I have just received my BQ Aquaris E4.5 Ubuntu edition.
I have been playing around with it and find that it is just what I expected it to be.

One of the great things about it is a full ubuntu stack, including package management. I would like to start using apt-get to install stuff such as htop, python2, openvpn, among others.

However, I have reached the apt-get Unable to write to /var/cache/apt The Package lists or status file could not be parsed or opened error.
I understand (Ubuntu Touch using apt-get) that this is due to the "/" partition being mounted as ro, and apt-get needs it to be rw in order to work.

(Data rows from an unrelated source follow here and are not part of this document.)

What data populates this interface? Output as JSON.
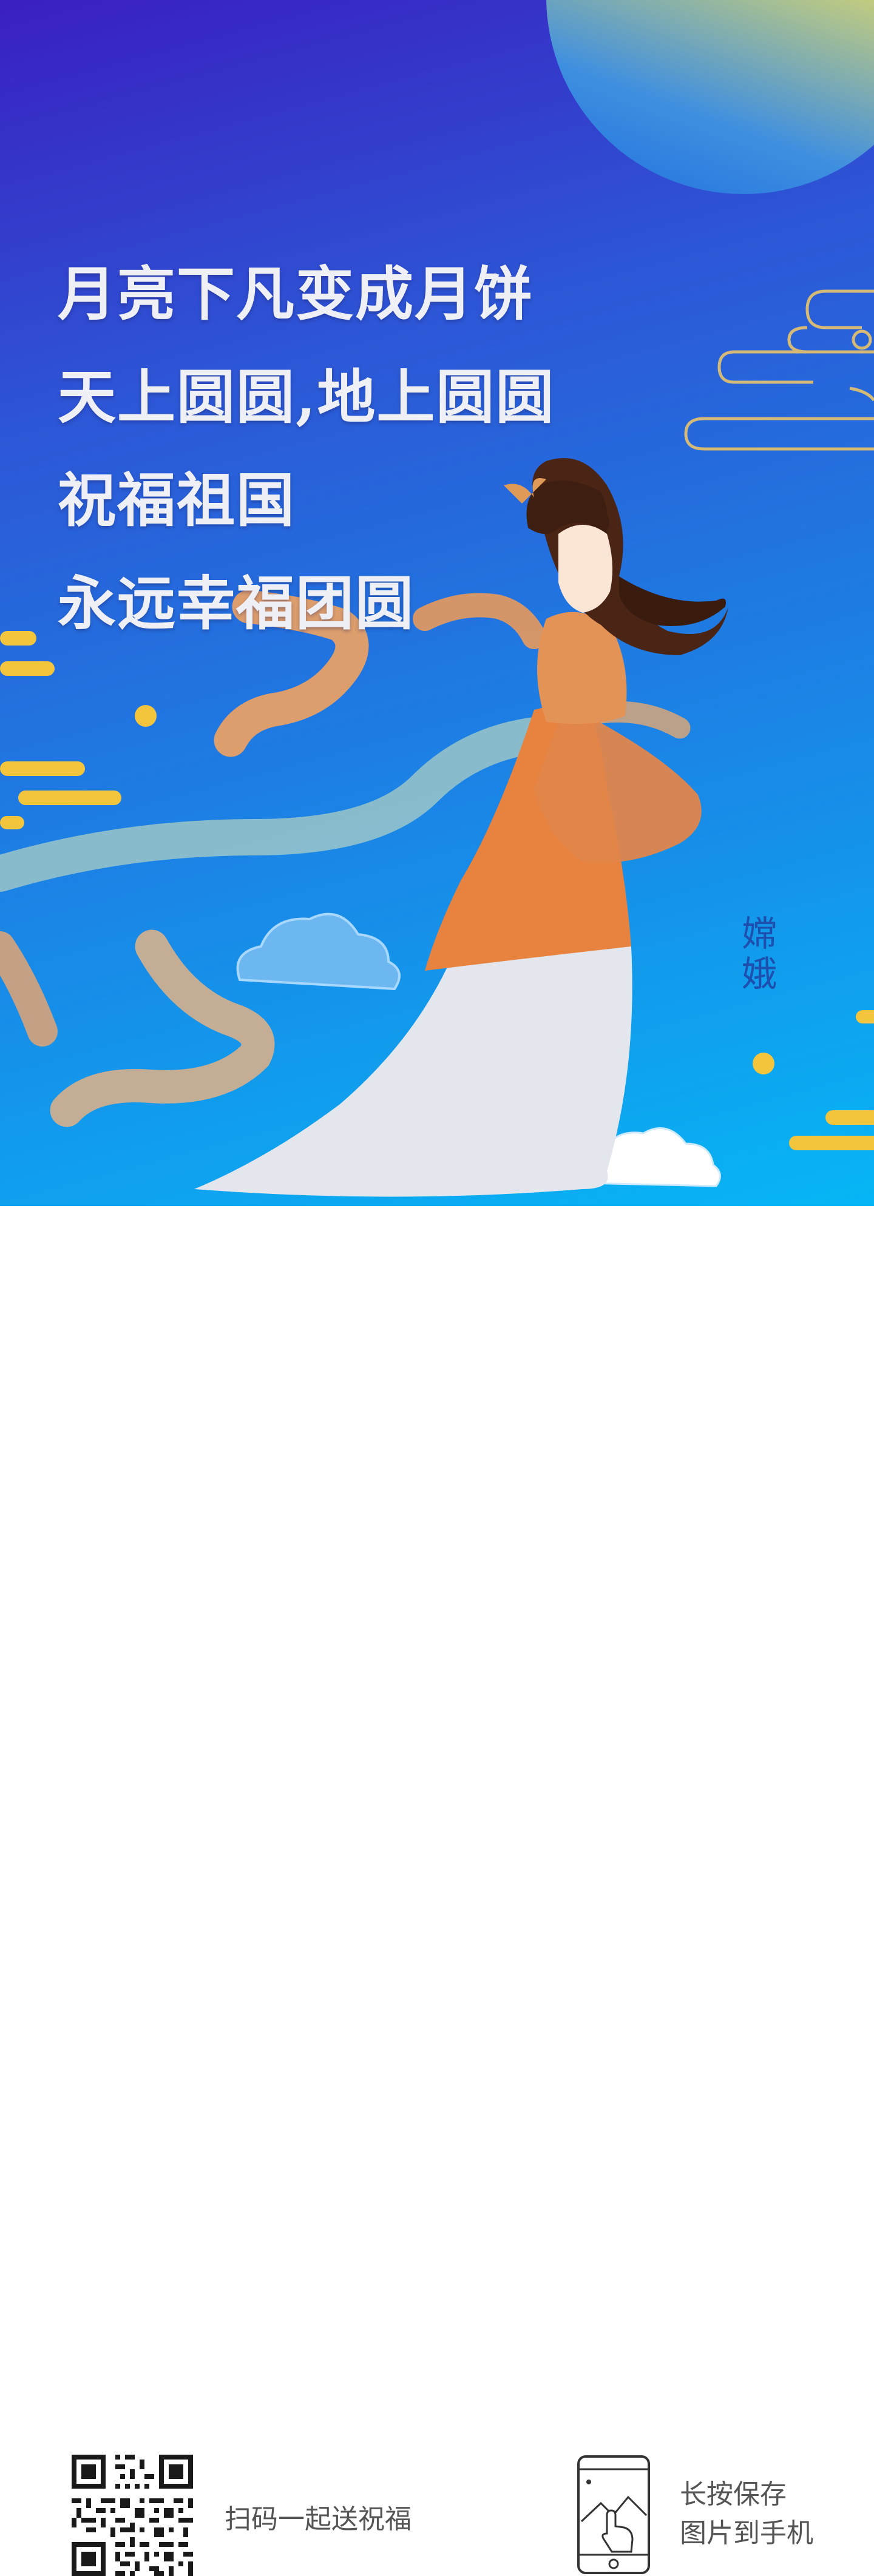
{
  "headline": {
    "line1": "月亮下凡变成月饼",
    "line2": "天上圆圆,地上圆圆",
    "line3": "祝福祖国",
    "line4": "永远幸福团圆"
  },
  "character_label": "嫦娥",
  "footer": {
    "scan_text": "扫码一起送祝福",
    "save_line1": "长按保存",
    "save_line2": "图片到手机"
  },
  "colors": {
    "background_top": "#3a1fc0",
    "background_bottom": "#06b6f5",
    "moon": "#ffe64a",
    "accent_gold": "#f2c53d",
    "robe": "#e8823f",
    "footer_text": "#555555"
  },
  "icons": [
    "moon",
    "qr-code-icon",
    "phone-hand-icon",
    "cloud-decoration"
  ]
}
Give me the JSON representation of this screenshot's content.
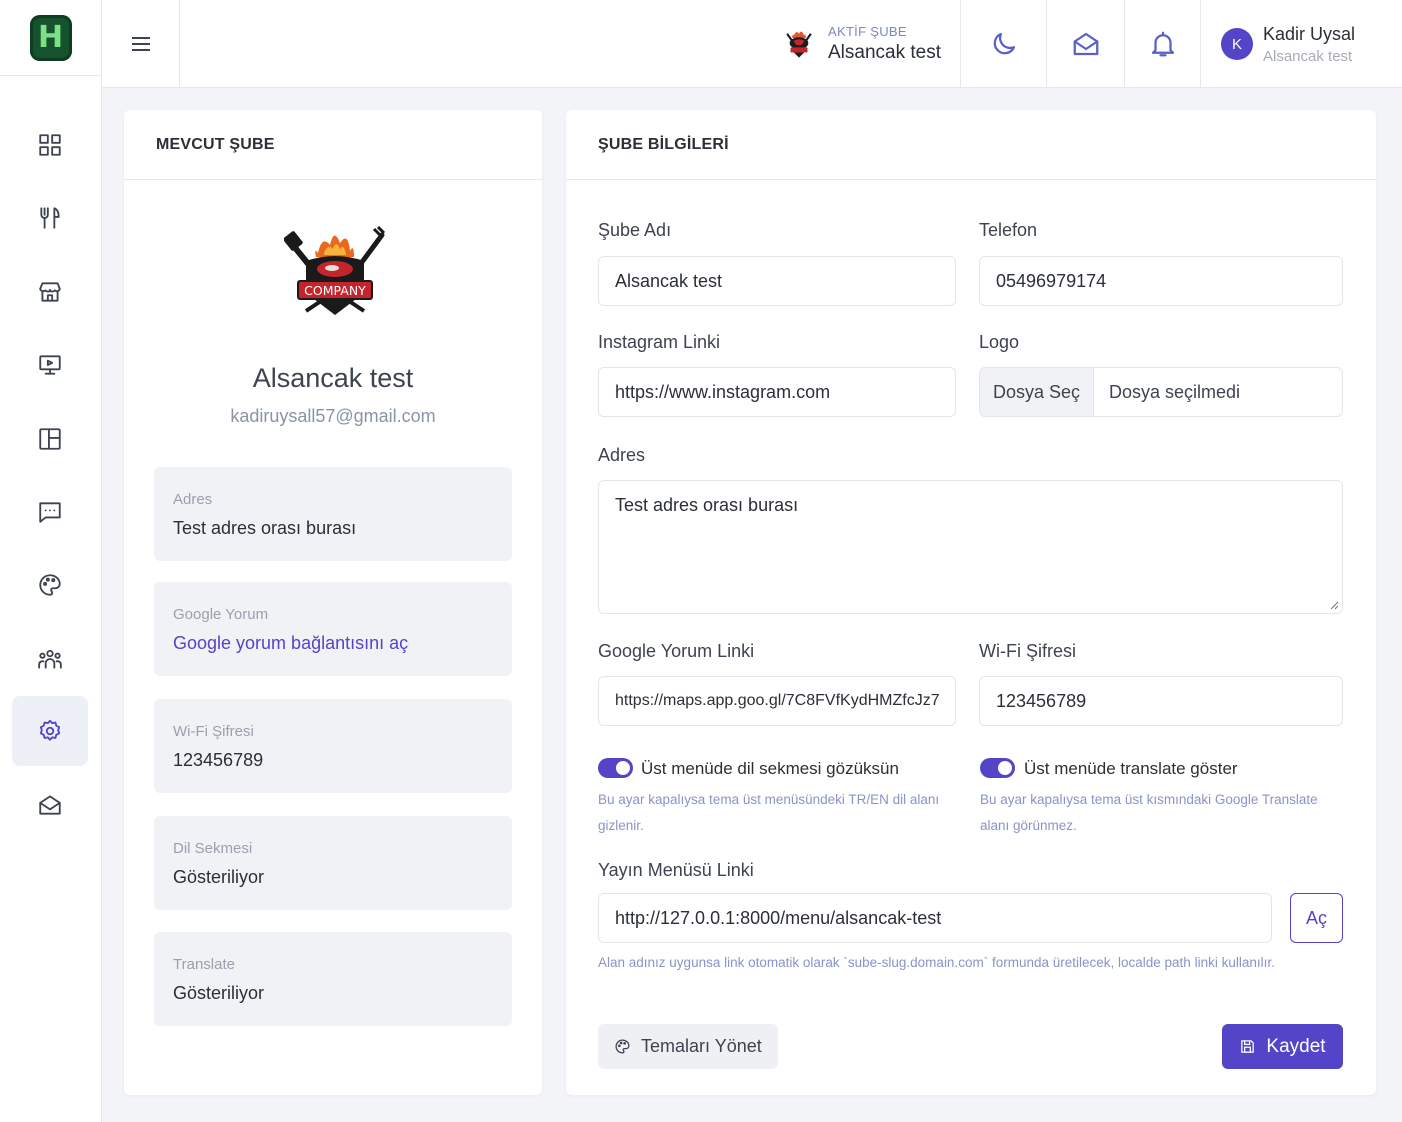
{
  "app": {
    "logo_letter": "H"
  },
  "sidebar": {
    "items": [
      {
        "name": "grid",
        "icon": "dashboard-grid-icon"
      },
      {
        "name": "menu",
        "icon": "fork-knife-icon"
      },
      {
        "name": "store",
        "icon": "store-icon"
      },
      {
        "name": "screen",
        "icon": "monitor-icon"
      },
      {
        "name": "layout",
        "icon": "layout-icon"
      },
      {
        "name": "messages",
        "icon": "chat-icon"
      },
      {
        "name": "themes",
        "icon": "palette-icon"
      },
      {
        "name": "users",
        "icon": "users-icon"
      },
      {
        "name": "settings",
        "icon": "gear-icon",
        "active": true
      },
      {
        "name": "mail",
        "icon": "mail-open-icon"
      }
    ]
  },
  "header": {
    "branch_label": "AKTİF ŞUBE",
    "branch_name": "Alsancak test",
    "user_initial": "K",
    "user_name": "Kadir Uysal",
    "user_branch": "Alsancak test"
  },
  "left_card": {
    "title": "MEVCUT ŞUBE",
    "logo_text": "COMPANY",
    "name": "Alsancak test",
    "email": "kadiruysall57@gmail.com",
    "info": [
      {
        "label": "Adres",
        "value": "Test adres orası burası",
        "type": "text"
      },
      {
        "label": "Google Yorum",
        "value": "Google yorum bağlantısını aç",
        "type": "link"
      },
      {
        "label": "Wi-Fi Şifresi",
        "value": "123456789",
        "type": "text"
      },
      {
        "label": "Dil Sekmesi",
        "value": "Gösteriliyor",
        "type": "text"
      },
      {
        "label": "Translate",
        "value": "Gösteriliyor",
        "type": "text"
      }
    ]
  },
  "form": {
    "title": "ŞUBE BİLGİLERİ",
    "branch_name_label": "Şube Adı",
    "branch_name_value": "Alsancak test",
    "phone_label": "Telefon",
    "phone_value": "05496979174",
    "instagram_label": "Instagram Linki",
    "instagram_value": "https://www.instagram.com",
    "logo_label": "Logo",
    "file_button": "Dosya Seç",
    "file_status": "Dosya seçilmedi",
    "address_label": "Adres",
    "address_value": "Test adres orası burası",
    "google_label": "Google Yorum Linki",
    "google_value": "https://maps.app.goo.gl/7C8FVfKydHMZfcJz7",
    "wifi_label": "Wi-Fi Şifresi",
    "wifi_value": "123456789",
    "toggle_lang_label": "Üst menüde dil sekmesi gözüksün",
    "toggle_lang_on": true,
    "toggle_lang_hint": "Bu ayar kapalıysa tema üst menüsündeki TR/EN dil alanı gizlenir.",
    "toggle_translate_label": "Üst menüde translate göster",
    "toggle_translate_on": true,
    "toggle_translate_hint": "Bu ayar kapalıysa tema üst kısmındaki Google Translate alanı görünmez.",
    "menu_link_label": "Yayın Menüsü Linki",
    "menu_link_value": "http://127.0.0.1:8000/menu/alsancak-test",
    "open_button": "Aç",
    "menu_link_hint": "Alan adınız uygunsa link otomatik olarak `sube-slug.domain.com` formunda üretilecek, localde path linki kullanılır.",
    "themes_button": "Temaları Yönet",
    "save_button": "Kaydet"
  },
  "colors": {
    "accent": "#5344c8",
    "logo_bg": "#14532d",
    "logo_fg": "#7ee084"
  }
}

Here (Install with sudo app-get install doesn't work, "Not using locking for read only file /var/lib/dpkg/lock") is how you can work around the problem, with the following command sudo mount -o remount,rw /. <— May be a bad idea. See evergreen's answer for a more complete and safe way to enable rw mode.

What I would like to know is what are the consequences of mounting "/" as rw.
I have read that it will for starters stop the OTA updates, with which I'm perfectly OK as long as I can keep my system up-to-date using apt-get.
However, I ave also read (https://askubuntu.com/a/583439/264601) other kinds of horror stories.

So my 2 questions are:

  1. Will I be able to keep my system up-to-date using just apt-get?
  2. Other than disabling OTA updates, what other consequences should I expect?

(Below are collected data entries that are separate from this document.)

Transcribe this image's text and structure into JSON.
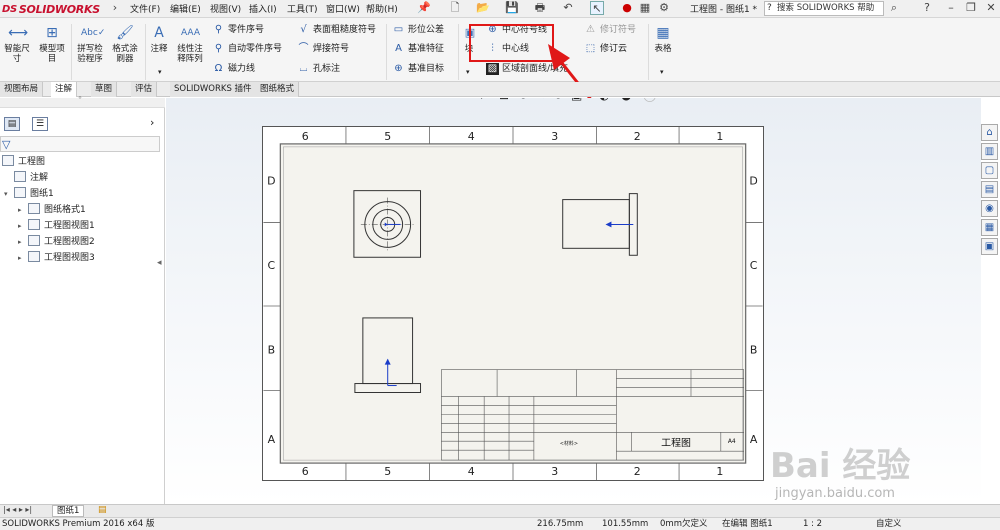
{
  "app": {
    "logo": "SOLIDWORKS",
    "logo_mark": "DS",
    "doc_title": "工程图 - 图纸1 *"
  },
  "menu": [
    "文件(F)",
    "编辑(E)",
    "视图(V)",
    "插入(I)",
    "工具(T)",
    "窗口(W)",
    "帮助(H)"
  ],
  "help_search": "搜索 SOLIDWORKS 帮助",
  "window_controls": [
    "?",
    "–",
    "❐",
    "✕"
  ],
  "ribbon": {
    "smart_dim": "智能尺\n寸",
    "model_items": "模型项\n目",
    "spell": "拼写检\n验程序",
    "format_painter": "格式涂\n刷器",
    "note": "注释",
    "linear_pattern": "线性注\n释阵列",
    "balloon": "零件序号",
    "auto_balloon": "自动零件序号",
    "magnetic_line": "磁力线",
    "surface_finish": "表面粗糙度符号",
    "weld_symbol": "焊接符号",
    "hole_callout": "孔标注",
    "gtol": "形位公差",
    "datum_feature": "基准特征",
    "datum_target": "基准目标",
    "block": "块",
    "center_mark": "中心符号线",
    "centerline": "中心线",
    "area_hatch": "区域剖面线/填充",
    "revision_symbol": "修订符号",
    "revision_cloud": "修订云",
    "table": "表格"
  },
  "tabs": [
    "视图布局",
    "注解",
    "草图",
    "评估",
    "SOLIDWORKS 插件",
    "图纸格式"
  ],
  "active_tab": "注解",
  "tree": {
    "root": "工程图",
    "annotations": "注解",
    "sheet": "图纸1",
    "children": [
      "图纸格式1",
      "工程图视图1",
      "工程图视图2",
      "工程图视图3"
    ]
  },
  "sheet": {
    "cols": [
      "6",
      "5",
      "4",
      "3",
      "2",
      "1"
    ],
    "rows": [
      "D",
      "C",
      "B",
      "A"
    ],
    "title_block_name": "工程图",
    "size": "A4",
    "material": "<材料>"
  },
  "bottom_tab": "图纸1",
  "status": {
    "product": "SOLIDWORKS Premium 2016 x64 版",
    "x": "216.75mm",
    "y": "101.55mm",
    "z": "0mm",
    "defined": "欠定义",
    "editing": "在编辑 图纸1",
    "scale": "1 : 2",
    "units": "自定义"
  },
  "watermark": {
    "brand": "Bai 经验",
    "url": "jingyan.baidu.com"
  },
  "colors": {
    "accent": "#3a6db5",
    "highlight": "#e01818",
    "logo": "#c8102e"
  }
}
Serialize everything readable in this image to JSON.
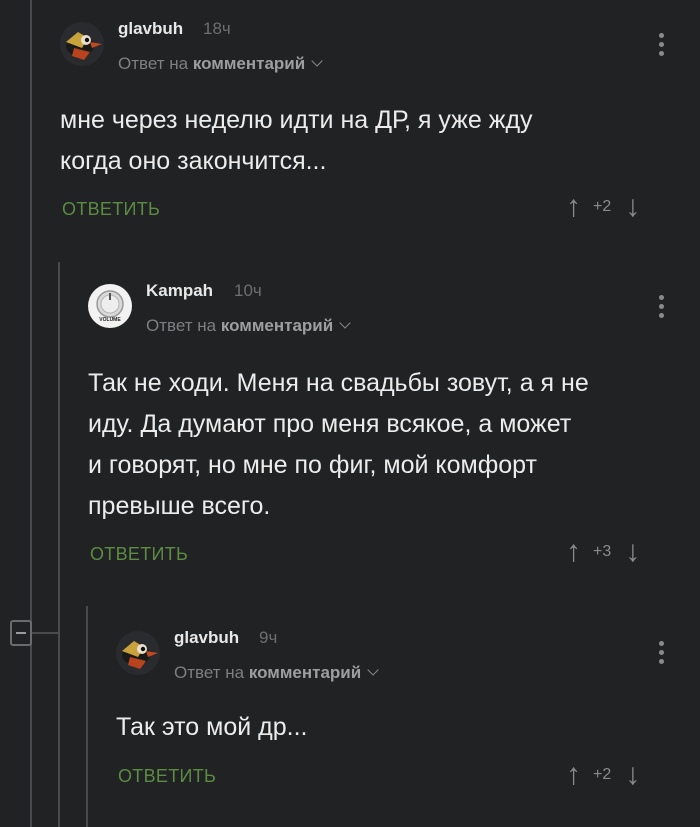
{
  "colors": {
    "background": "#212224",
    "reply_green": "#5b8c41",
    "thread_line": "#4a4b4e"
  },
  "comments": [
    {
      "author": "glavbuh",
      "time": "18ч",
      "reply_prefix": "Ответ на",
      "reply_target": "комментарий",
      "text_lines": [
        "мне через неделю идти на ДР, я уже жду",
        "когда оно закончится..."
      ],
      "reply_label": "ОТВЕТИТЬ",
      "score": "+2",
      "avatar": "duck-avatar"
    },
    {
      "author": "Kampah",
      "time": "10ч",
      "reply_prefix": "Ответ на",
      "reply_target": "комментарий",
      "text_lines": [
        "Так не ходи. Меня на свадьбы зовут, а я не",
        "иду. Да думают про меня всякое, а может",
        "и говорят, но мне по фиг, мой комфорт",
        "превыше всего."
      ],
      "reply_label": "ОТВЕТИТЬ",
      "score": "+3",
      "avatar": "volume-knob-avatar",
      "avatar_text": "VOLUME"
    },
    {
      "author": "glavbuh",
      "time": "9ч",
      "reply_prefix": "Ответ на",
      "reply_target": "комментарий",
      "text_lines": [
        "Так это мой др..."
      ],
      "reply_label": "ОТВЕТИТЬ",
      "score": "+2",
      "avatar": "duck-avatar"
    }
  ],
  "icons": {
    "upvote": "↑",
    "downvote": "↓"
  }
}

Thank you very much for your answers!

Best Answer

  1. No (but it will feel like yes for a while)

If you enable rw on / and start modifying it, nothing disables the delivery of OTA updates. So when they arrive, they will be offered to you for install, as before.

However, the OTA process does a very simple thing to the filesystem. It just untars a large set of files on top of the filesystem you have. Since it knows (because it should be ro) the previous filesystem, this is simply a set of the files that have changed.

So you are gambling. Do the changes you have made cause side effects when this happens? In general, yes. In general, you will have modified some file in the / filesystem, and added software that depends on that change. When an OTA is installed, that change will be removed, and potentially replaced with a conflicting change. At this point, what happens next is unknowable, and certainly untested.

So, in practice, some apt-get installs will largely add software in parallel to the existing files, so will not be much impacted by an OTA. However, one file set will certainly be impacted - apt's own record keeping (OTA's deliver the records used in construction of the ro filesystem). So your system will lose the knowledge of what is there, and what is not.

This is the core danger with apt-get upgrade. It will always be performed with an incorrect database of what is on the device, so it cannot be guaranteed to succeed. As your additions become more complex, and as the underlying system makes major transitions (such as when the phones moved from Utopic to Vivid), apt-get run by hand will do the wrong thing.

Every OTA then becomes a gamble, until you perform a wipe & reinstall.

  1. Your system will become slowly broken - see above.